(274d) Thermostable Cellulases and Xylanases

Thermostable cellulases and xylanases offer several advantages including greater rates of hydrolysis for lignocellulosic substrates, lowered risk of contamination, and increased flexibility with respect to process design.  We have isolated several thermophilic cellulose- and xylan-degrading cultures belonging to the genera Bacillus, Clostridium, and Geobacillus using soil samples collected from the Homestake Gold Mine, SD and a local compost facility.  One of the isolates, Bacillus sp. (DUSELR13 strain) produced xylanase which had optimum pH and temperature of 7 and 75⁰C, respectively.  Other isolate Geobacillus sp. (WSUCF1 strain) secreted endoglucanase having maximum activity at pH 5 and temperature 70⁰C.  The thermal stability of enzymes secreted by DUSELR13 and WSUCF1 was tested by determining the enzyme activity remaining after incubation of the enzymes at different temperatures (50 -100⁰C) for a period of 40 days.  WSUCF1 endoglucanase showed remarkable residual activity (>50%) after prolonged incubation for 25 days at 60⁰C compared to others reported in literature.  DUSELR13 xylanase retained >50% residual activity after incubation for 35 days at 60⁰C.  The effect of various lignocellulosic feedstocks on the endoglucanase and xylanase secretion by these isolates was also examined.  K_m values for DUSEL R13 xylanase and WSUCF1 endoglucanase were calculated using Lineweaver–Burk plots.  In case of DUSELR13 xylanase, the K_m value with xylan from birchwood was 1.4 mg/ml while for WSUCF1 endoglucanase with carboxymethylcellulose this value was 1.08 mg/ml.
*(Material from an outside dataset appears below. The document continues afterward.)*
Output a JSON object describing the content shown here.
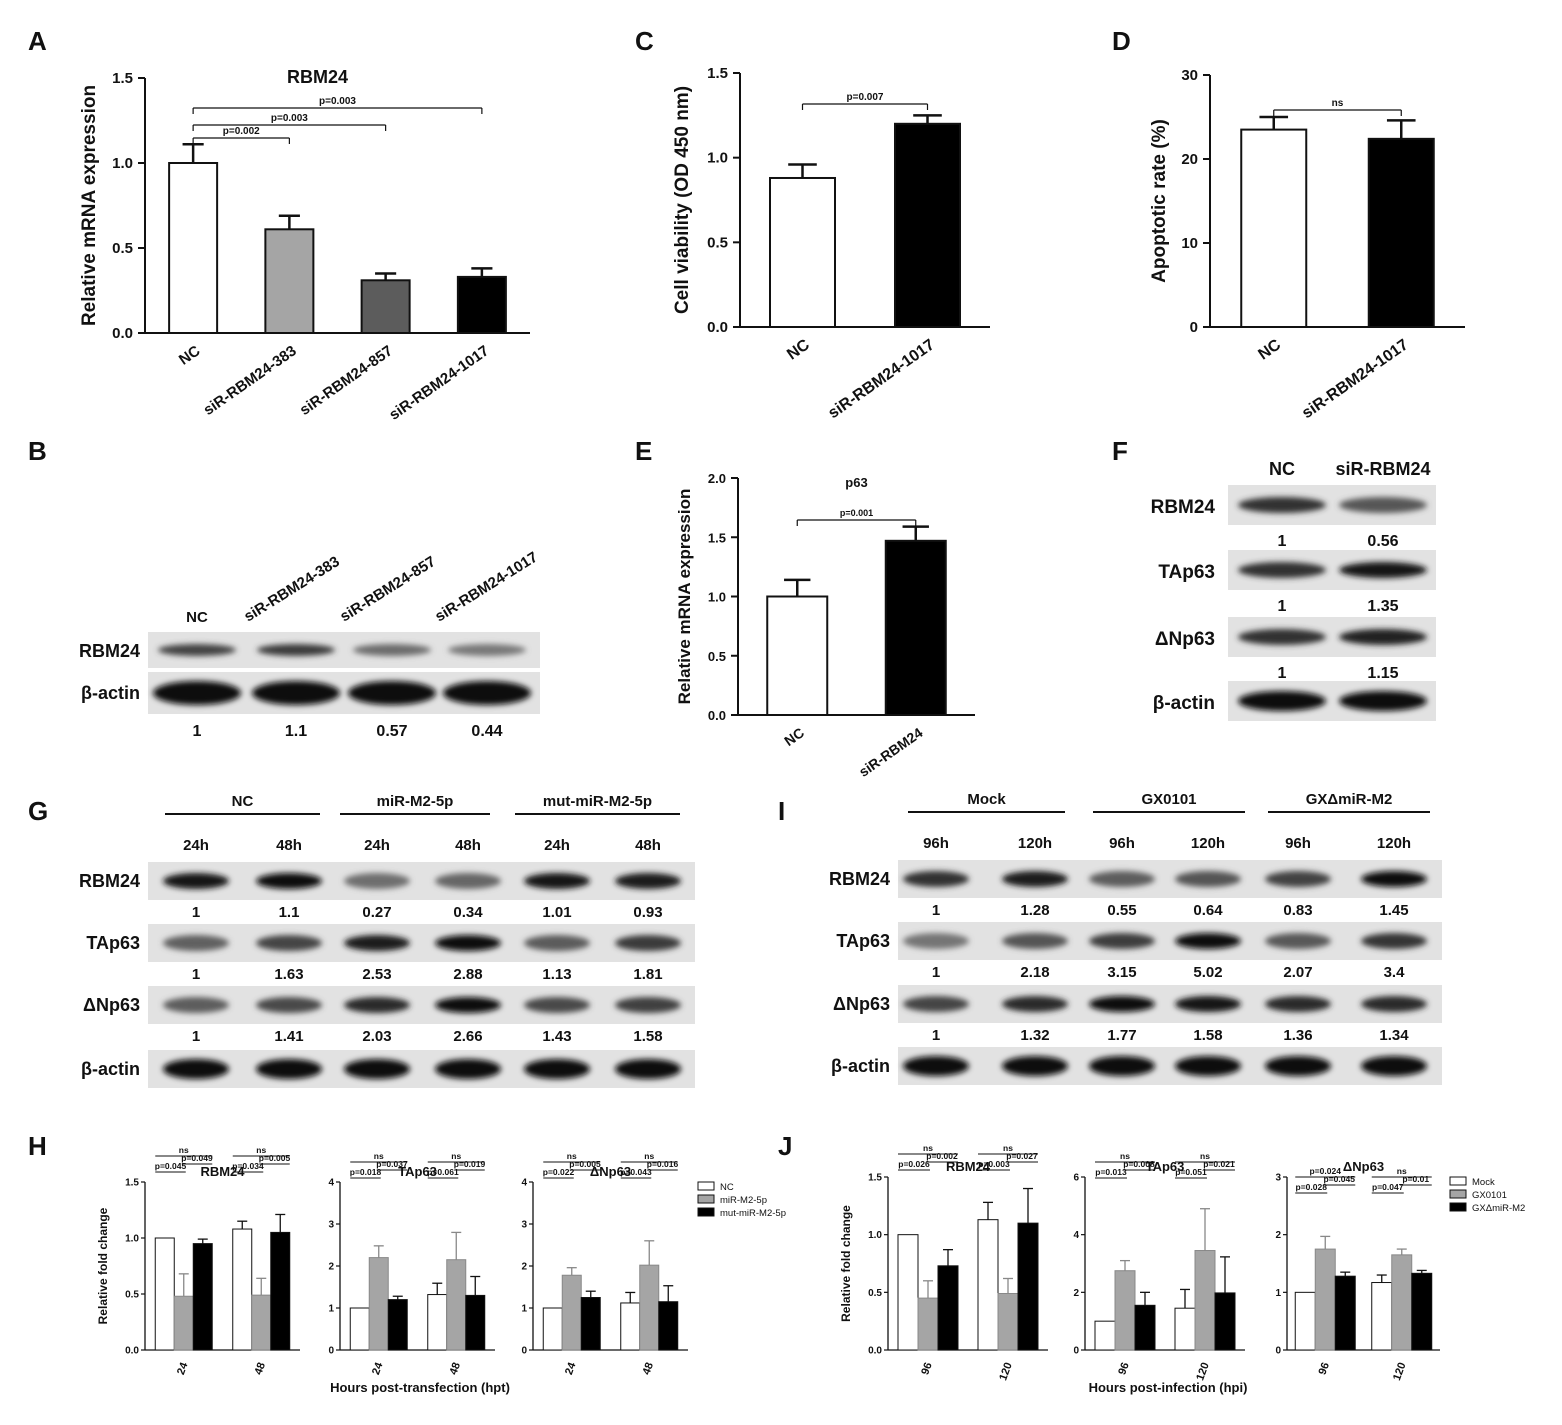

These thermostable enzymes were overexpressed extracellularly using E.coli as a heterologous host. Comparison studies were carried out between recombinant enzymes and native enzymes. These thermostable cellulases and xylanases are currently being used to develop a novel cost-effective and more efficient form of the simultaneous saccharification and fermentation process for biorefineries.